Exercise: Prove the previous theorem. Hint: Note that the contraction mapping theorem gives an expression for the distance between the \(n-th\) iterate and the fixed point, exactly what we need in the definition of convergence.

Exercise: Assume we are applying the Newton’s method to find a root of a function \(f\). Apply the previous theorem to show that the Newton’s method has quadratic convergence if \(f'(x) \neq 0\).

The secant method has a convergence rate 1.62 (approximately). We can use the convergence rates to compare the methods: the standard fixed point iteration has (in general) a linear convergence rate (that is, \(\alpha=1\)), the secant method a convergence rate of 1.62, and Newton’s method a convergence rate of 2.

Exercise: Evaluate 100 iterations of the standard fixed point method, Newton’s method and secant method (if you have implemented it), for the function \(f(x) = cos(x) - x\). Use the last iteration as the “true” value of the fixed point. Plot the log-error of each iterate, that is \(\log(|x_n - x^\ast|)\) for each method.
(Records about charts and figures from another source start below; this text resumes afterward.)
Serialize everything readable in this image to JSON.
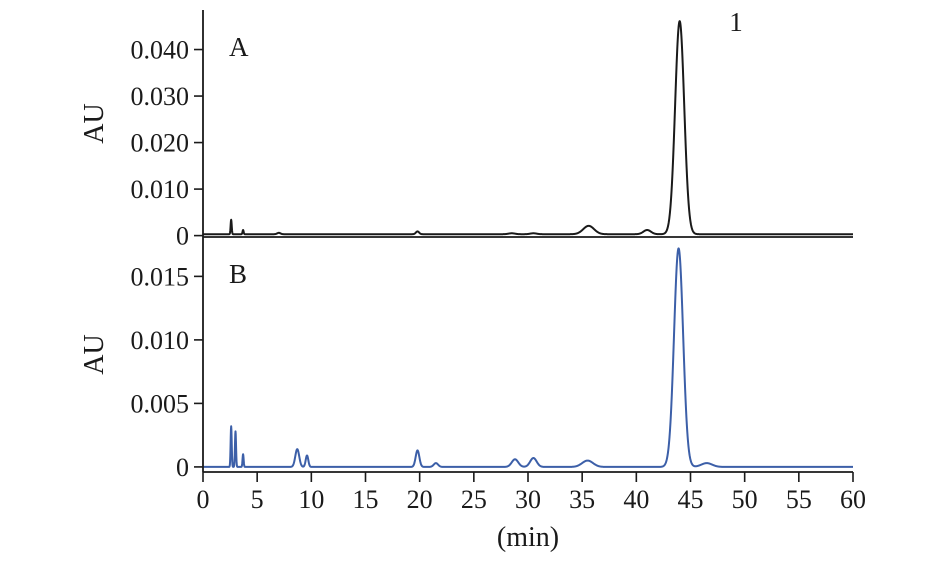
{
  "chart_data": [
    {
      "type": "line",
      "panel_label": "A",
      "ylabel": "AU",
      "xlabel": "",
      "color": "#1a1a1a",
      "ylim": [
        -0.0003,
        0.0485
      ],
      "xlim": [
        0,
        60
      ],
      "y_tick_values": [
        0,
        0.01,
        0.02,
        0.03,
        0.04
      ],
      "y_tick_labels": [
        "0",
        "0.010",
        "0.020",
        "0.030",
        "0.040"
      ],
      "annotations": [
        {
          "text": "1",
          "x": 49.2,
          "y": 0.0458
        }
      ],
      "baseline": 0.0003,
      "peaks": [
        {
          "rt": 2.6,
          "height": 0.0031,
          "width": 0.05
        },
        {
          "rt": 3.7,
          "height": 0.0009,
          "width": 0.05
        },
        {
          "rt": 7.0,
          "height": 0.0003,
          "width": 0.15
        },
        {
          "rt": 19.8,
          "height": 0.0006,
          "width": 0.15
        },
        {
          "rt": 28.5,
          "height": 0.0002,
          "width": 0.3
        },
        {
          "rt": 30.5,
          "height": 0.0002,
          "width": 0.3
        },
        {
          "rt": 35.6,
          "height": 0.0018,
          "width": 0.5
        },
        {
          "rt": 41.0,
          "height": 0.0009,
          "width": 0.35
        },
        {
          "rt": 44.0,
          "height": 0.0458,
          "width": 0.42
        }
      ]
    },
    {
      "type": "line",
      "panel_label": "B",
      "ylabel": "AU",
      "xlabel": "(min)",
      "color": "#3c5fa8",
      "ylim": [
        -0.0004,
        0.0181
      ],
      "xlim": [
        0,
        60
      ],
      "x_tick_values": [
        0,
        5,
        10,
        15,
        20,
        25,
        30,
        35,
        40,
        45,
        50,
        55,
        60
      ],
      "x_tick_labels": [
        "0",
        "5",
        "10",
        "15",
        "20",
        "25",
        "30",
        "35",
        "40",
        "45",
        "50",
        "55",
        "60"
      ],
      "y_tick_values": [
        0,
        0.005,
        0.01,
        0.015
      ],
      "y_tick_labels": [
        "0",
        "0.005",
        "0.010",
        "0.015"
      ],
      "baseline": 0,
      "peaks": [
        {
          "rt": 2.6,
          "height": 0.0032,
          "width": 0.05
        },
        {
          "rt": 3.0,
          "height": 0.0028,
          "width": 0.05
        },
        {
          "rt": 3.7,
          "height": 0.001,
          "width": 0.05
        },
        {
          "rt": 8.7,
          "height": 0.0014,
          "width": 0.18
        },
        {
          "rt": 9.6,
          "height": 0.0009,
          "width": 0.12
        },
        {
          "rt": 19.8,
          "height": 0.0013,
          "width": 0.17
        },
        {
          "rt": 21.5,
          "height": 0.0003,
          "width": 0.2
        },
        {
          "rt": 28.8,
          "height": 0.0006,
          "width": 0.3
        },
        {
          "rt": 30.5,
          "height": 0.0007,
          "width": 0.3
        },
        {
          "rt": 35.5,
          "height": 0.0005,
          "width": 0.5
        },
        {
          "rt": 43.9,
          "height": 0.0172,
          "width": 0.42
        },
        {
          "rt": 46.5,
          "height": 0.0003,
          "width": 0.5
        }
      ]
    }
  ]
}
What does this represent in terms of convergence rates?

7.4 A note on Newton’s method.

There is an alternative (and useful!!) alternative derivation of the Newton’s method. It requires the Taylor expansion of a function. Consider a function \(f\), that we assume is smooth (it has as many derivatives as we need). We would like to solve \[ f(x) = 0. \] We start at a value \(x_0\), and we are looking for \(x_1\) such that \(f(x_1) = 0\). We can write: \[ 0 = f(x_1) = f(x_0 + (x_1 - x_0)). \] If we assume that \(x_1-x_0\) is small, we can use the Taylor expansion of \(f\) about \(x_0\).

Challenge: Use the Taylor expansion up to order one, and isolate \(x_1\) to find expression for Newton’s method. Could we derive higher order methods in this manner?